中图分类号:D920.4                                                   文献标识码:A                     DOI:10.19387/j.cnki.1009-0592.2020.10.017

为深入贯彻落实习近平总书记关于实施乡村振兴战略的重要论述,全面贯彻党的十九大精神和《中共中央国务院关于实施乡村振兴战略的意见》,充分发挥审判职能作用,为实施乡村振兴战略提供有力的司法服务和保障。通过对当前村组资产资源发包工作存在的突出问题和风险隐患进行梳理研判,对提出应对之策。

一、村组资产资源类纠纷案件审理情况

《江苏省农村集体资产管理条例》第二条载明,“农村集体资产是指农民集体所有的资产,包括资源型资产、经营性资产和非经营性资产。”翻阅今年我院涉村组资产资源类纠纷案件主要涵盖村组土地、鱼塘及所有的建筑物等。

(一)从案件数量上来看

2015年度至2020年7月底,受理涉村组资产资源案件共计211件,审结210件。

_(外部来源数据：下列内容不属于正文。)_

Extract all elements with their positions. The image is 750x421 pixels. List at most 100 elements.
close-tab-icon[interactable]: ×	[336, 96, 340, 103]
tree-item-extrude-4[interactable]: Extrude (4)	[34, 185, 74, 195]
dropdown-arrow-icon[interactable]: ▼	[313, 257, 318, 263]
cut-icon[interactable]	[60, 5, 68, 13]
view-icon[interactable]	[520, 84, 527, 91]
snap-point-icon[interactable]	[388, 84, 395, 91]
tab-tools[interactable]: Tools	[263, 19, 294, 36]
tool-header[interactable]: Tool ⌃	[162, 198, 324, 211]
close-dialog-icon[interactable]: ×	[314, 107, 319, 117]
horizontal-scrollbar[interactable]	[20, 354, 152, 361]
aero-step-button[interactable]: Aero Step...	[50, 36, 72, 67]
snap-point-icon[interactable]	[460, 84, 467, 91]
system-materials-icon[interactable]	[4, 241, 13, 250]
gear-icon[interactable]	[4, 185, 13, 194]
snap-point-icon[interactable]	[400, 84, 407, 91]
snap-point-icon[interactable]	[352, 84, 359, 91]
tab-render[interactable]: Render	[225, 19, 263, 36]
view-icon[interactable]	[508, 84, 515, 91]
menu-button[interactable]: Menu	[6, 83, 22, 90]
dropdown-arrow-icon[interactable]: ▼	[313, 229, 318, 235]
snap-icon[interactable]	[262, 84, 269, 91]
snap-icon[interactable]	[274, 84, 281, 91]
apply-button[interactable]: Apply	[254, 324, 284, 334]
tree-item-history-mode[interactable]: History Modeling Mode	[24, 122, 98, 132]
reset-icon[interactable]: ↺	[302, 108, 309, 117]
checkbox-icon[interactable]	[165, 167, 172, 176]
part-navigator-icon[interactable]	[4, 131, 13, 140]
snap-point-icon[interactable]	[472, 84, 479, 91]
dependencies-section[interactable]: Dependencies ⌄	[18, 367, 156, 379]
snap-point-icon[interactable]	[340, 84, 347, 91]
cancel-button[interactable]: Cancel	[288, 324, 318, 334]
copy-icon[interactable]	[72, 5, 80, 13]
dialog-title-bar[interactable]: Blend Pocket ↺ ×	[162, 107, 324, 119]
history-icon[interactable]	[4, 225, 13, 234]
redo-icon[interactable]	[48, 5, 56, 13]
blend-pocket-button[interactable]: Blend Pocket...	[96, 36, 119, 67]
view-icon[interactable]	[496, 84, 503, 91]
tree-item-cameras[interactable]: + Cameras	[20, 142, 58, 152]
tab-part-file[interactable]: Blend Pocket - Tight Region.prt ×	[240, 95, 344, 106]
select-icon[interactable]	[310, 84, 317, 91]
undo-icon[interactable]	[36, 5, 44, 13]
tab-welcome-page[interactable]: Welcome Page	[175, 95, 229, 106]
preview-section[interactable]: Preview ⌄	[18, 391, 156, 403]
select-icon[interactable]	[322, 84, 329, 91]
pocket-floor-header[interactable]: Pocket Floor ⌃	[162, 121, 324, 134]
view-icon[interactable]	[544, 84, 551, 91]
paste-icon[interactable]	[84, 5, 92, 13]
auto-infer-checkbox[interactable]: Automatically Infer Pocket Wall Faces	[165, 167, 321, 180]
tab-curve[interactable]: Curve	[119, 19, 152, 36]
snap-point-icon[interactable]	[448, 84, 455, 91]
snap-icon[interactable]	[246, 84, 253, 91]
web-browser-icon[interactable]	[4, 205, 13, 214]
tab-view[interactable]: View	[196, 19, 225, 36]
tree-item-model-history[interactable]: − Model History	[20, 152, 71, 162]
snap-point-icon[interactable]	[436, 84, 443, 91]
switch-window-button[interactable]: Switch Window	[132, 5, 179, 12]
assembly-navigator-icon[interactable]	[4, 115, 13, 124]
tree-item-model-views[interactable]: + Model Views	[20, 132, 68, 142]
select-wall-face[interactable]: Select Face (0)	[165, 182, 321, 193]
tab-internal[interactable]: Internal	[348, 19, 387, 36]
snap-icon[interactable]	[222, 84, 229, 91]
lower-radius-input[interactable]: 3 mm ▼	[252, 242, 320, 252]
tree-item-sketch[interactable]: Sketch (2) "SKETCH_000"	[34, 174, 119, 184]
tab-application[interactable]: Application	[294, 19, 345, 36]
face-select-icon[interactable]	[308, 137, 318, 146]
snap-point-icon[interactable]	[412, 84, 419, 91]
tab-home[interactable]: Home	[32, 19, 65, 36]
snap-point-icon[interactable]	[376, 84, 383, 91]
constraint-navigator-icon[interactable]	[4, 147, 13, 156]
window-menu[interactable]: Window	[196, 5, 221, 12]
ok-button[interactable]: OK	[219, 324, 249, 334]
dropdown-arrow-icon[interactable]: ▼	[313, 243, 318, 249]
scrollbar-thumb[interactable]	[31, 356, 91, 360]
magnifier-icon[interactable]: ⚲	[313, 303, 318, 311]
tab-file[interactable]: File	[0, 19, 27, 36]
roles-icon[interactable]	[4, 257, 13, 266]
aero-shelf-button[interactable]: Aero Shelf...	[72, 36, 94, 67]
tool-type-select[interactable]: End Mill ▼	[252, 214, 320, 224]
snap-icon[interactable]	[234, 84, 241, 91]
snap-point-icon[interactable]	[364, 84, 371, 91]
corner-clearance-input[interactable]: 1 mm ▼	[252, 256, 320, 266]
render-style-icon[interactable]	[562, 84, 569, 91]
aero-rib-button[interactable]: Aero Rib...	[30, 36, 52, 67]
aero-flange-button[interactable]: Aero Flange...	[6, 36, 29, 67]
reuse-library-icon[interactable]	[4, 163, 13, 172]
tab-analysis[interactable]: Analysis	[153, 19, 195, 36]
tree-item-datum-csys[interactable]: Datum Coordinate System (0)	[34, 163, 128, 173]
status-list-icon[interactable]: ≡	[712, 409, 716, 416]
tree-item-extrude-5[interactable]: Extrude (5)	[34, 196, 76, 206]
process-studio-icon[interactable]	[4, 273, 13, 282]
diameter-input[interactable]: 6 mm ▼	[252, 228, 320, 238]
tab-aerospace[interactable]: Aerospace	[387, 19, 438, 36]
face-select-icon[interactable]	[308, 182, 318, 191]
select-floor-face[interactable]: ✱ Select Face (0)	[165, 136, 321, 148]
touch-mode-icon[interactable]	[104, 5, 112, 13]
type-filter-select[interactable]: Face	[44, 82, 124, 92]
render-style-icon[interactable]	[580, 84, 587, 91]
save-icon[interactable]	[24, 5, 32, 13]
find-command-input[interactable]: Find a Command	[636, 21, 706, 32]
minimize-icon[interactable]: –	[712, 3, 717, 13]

从收结案情况看,案件总数虽不多,但收案数呈现明显增多趋势。

(二)诉讼主体上看

涉村组资产资源案件诉讼主体主要包括:村委会、村民小组、经济合作社、村民、外来承包户。

农业集约化经营政策及土地流转至种田大户政策的实施,在农村土地承包、流转、转包案件中通常会出现系列、关联案件。例如:2019年某村委会涉及土地流转金问题时出现类案25件,占全年同类案50%。这反映出涉农案件具有群体性特征。

(三)纠纷类型上看

涉村组资产资源类案类型多样化,当事人诉求不一,依据当事人诉请及争议焦点,主要涉及以下类型案件。

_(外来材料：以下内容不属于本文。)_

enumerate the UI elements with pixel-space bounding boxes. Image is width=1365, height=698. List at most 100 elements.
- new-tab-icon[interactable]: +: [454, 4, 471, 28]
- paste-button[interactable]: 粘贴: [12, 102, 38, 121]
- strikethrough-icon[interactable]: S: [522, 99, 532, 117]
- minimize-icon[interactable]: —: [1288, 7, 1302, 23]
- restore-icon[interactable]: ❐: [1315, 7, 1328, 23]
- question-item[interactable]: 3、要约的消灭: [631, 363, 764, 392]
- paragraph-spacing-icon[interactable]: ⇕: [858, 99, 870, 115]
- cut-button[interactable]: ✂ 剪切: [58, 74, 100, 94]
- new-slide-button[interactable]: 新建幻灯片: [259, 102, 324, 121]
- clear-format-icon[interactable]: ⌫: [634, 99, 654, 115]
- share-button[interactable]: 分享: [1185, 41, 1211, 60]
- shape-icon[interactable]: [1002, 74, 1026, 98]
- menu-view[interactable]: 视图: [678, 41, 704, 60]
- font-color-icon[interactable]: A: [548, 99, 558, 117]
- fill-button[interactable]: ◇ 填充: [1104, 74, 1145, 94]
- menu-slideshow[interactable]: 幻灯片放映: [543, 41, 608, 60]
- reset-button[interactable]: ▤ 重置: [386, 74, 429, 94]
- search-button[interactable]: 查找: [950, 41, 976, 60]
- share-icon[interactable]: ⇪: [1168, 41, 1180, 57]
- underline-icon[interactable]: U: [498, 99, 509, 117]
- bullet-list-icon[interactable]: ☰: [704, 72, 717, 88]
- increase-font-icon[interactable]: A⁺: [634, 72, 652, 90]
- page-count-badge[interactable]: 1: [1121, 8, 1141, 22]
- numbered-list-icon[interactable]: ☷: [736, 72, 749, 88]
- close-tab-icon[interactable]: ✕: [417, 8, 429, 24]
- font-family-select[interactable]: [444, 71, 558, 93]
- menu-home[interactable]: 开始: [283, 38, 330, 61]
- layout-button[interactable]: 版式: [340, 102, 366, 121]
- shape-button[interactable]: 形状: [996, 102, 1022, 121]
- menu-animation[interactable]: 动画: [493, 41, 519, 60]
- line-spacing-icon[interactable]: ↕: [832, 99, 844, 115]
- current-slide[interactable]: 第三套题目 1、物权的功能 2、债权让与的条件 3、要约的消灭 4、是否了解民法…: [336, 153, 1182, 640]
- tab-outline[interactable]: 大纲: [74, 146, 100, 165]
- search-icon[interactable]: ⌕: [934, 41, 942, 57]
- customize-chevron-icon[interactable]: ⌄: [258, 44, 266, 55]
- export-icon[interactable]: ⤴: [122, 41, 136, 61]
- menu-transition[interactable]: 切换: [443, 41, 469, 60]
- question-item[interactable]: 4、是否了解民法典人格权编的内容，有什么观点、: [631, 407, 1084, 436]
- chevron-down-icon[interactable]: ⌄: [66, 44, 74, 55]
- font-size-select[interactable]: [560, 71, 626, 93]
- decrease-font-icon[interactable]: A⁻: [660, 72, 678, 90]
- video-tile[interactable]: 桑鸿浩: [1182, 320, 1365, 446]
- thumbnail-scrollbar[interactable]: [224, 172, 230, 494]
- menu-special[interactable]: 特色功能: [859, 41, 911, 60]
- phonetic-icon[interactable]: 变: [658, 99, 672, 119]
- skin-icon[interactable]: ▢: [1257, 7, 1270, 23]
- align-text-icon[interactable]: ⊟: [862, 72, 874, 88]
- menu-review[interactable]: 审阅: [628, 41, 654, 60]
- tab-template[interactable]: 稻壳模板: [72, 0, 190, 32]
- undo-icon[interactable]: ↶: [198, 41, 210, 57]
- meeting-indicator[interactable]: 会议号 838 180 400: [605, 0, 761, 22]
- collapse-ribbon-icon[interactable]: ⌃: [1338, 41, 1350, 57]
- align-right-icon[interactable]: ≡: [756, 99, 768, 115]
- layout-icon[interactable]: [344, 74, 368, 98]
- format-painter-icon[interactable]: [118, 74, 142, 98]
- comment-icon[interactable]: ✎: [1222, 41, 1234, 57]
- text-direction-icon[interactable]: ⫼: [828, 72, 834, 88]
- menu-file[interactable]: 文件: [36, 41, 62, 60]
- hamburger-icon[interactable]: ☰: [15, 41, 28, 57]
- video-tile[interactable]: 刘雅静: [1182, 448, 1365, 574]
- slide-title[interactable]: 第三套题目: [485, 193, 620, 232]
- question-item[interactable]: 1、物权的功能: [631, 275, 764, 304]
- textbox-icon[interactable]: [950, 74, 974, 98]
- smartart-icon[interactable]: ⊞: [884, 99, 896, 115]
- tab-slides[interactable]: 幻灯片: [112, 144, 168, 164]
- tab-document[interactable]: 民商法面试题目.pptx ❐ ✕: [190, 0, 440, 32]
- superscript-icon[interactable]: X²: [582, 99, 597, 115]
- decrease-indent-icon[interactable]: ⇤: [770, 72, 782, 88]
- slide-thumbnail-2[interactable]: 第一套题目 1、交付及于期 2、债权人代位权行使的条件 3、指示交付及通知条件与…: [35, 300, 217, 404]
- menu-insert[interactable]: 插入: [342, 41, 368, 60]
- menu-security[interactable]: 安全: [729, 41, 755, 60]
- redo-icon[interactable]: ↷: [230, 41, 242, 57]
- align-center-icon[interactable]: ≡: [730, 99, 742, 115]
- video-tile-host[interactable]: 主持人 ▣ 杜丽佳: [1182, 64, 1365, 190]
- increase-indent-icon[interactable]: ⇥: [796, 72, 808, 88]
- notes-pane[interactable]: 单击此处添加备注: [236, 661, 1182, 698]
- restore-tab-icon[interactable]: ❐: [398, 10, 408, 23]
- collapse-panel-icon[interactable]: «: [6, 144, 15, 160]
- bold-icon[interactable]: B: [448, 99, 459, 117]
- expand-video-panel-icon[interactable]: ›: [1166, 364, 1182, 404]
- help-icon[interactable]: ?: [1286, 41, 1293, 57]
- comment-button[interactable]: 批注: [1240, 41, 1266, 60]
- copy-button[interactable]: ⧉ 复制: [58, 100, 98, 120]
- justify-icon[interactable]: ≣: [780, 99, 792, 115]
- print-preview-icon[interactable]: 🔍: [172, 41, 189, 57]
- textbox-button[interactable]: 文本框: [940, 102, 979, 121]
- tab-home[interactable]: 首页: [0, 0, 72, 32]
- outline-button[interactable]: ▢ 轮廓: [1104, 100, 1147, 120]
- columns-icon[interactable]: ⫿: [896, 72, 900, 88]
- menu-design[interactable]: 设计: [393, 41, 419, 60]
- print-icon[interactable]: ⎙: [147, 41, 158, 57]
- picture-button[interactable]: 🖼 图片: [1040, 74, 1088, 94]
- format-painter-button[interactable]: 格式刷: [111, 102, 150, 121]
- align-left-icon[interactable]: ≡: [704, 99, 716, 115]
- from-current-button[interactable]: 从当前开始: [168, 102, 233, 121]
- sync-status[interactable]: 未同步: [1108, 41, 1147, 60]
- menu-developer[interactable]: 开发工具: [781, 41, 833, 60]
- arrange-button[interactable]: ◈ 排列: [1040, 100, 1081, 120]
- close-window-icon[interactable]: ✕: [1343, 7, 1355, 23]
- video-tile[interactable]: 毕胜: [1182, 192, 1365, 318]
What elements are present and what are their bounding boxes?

随着放活土地经营权,土地流转加快,土地等资源承包、流转、转包过程中不符合政策规定和法律规定的现象日益突出,导致承包、转包、发包类案件纠纷增多。

(四)从结案方式上看

调解和撤诉是主要审结形式,通过判决方式结案的计52件,通过调解方式结案的计74件,通过撤诉方式结案的计77件,通过裁定驳回起诉结案的计7件。

(五)从诉讼请求上看

由于各类诉讼主体的利益需求不一,诉至本院的诉讼请求纷繁复杂。

(六)从诉讼地位上来看

涉村组资产资源类案件纠纷主要集中在村民之间及村民与村组织之间,随着资源经营流转交易加快,村民、村组织与外来承包者矛盾纠纷也有所上升。

(七)从诉前处理情况看

调解工作不到位,效果不理想。涉村组资产资源发包案件中,基层组织有时充当运动员与裁判员的双重角色,村民小组或村委会往往也是案件的一方的当事人,而有些纠纷的产生原因也与基层组织作出的不当行为有关。

二、村组资产资源类纠纷案件问题表现

(一)发包主体不适格

《农村土地承包法》第九条明确规定,“承包方承包土地后,享有土地承包经营权,可以自己经营,也可以保留土地承包权,流转其承包地的土地经营权,由他人经营。”即本集体经济组织成员有权依法自主决定土地承包经营权是否流转和流转方式。但在实践中,部分基层组织在未经本集体经济组织成员授权的情况下就与他人订立土地流转协议,“强制流转”或“被流转”的行为,剥夺本集体经济组织成员的参与权、协商全、监督权。且早期签订土地等资源发包时约定期限过长,租金标准固定。但随着经济发展、物价水平的上升,不合理因素开始凸显,原发包人、转包人不愿意再按原合同约定的价格收取承包金,进而以情势变更为由调整土地租金或收回土地。

案例1:某村民委员会在未经土地承包经营户同意的情况下,也未经本经济组织成员的村民会议三分之二以上成员或三分之二以上的村民代表同意,擅自将土地非法发包流转给本集体经济组织以外的第三人,并签订为期20年的流转承包协议。

(二)发包流程不规范

集体经济组织成员间土地流转信息渠道不畅,采用口头协议居多,未签订书面流转合同,亦未到村集体经济组织备案,导致集体经济组织成员之间及与村民小组之间纠纷增多。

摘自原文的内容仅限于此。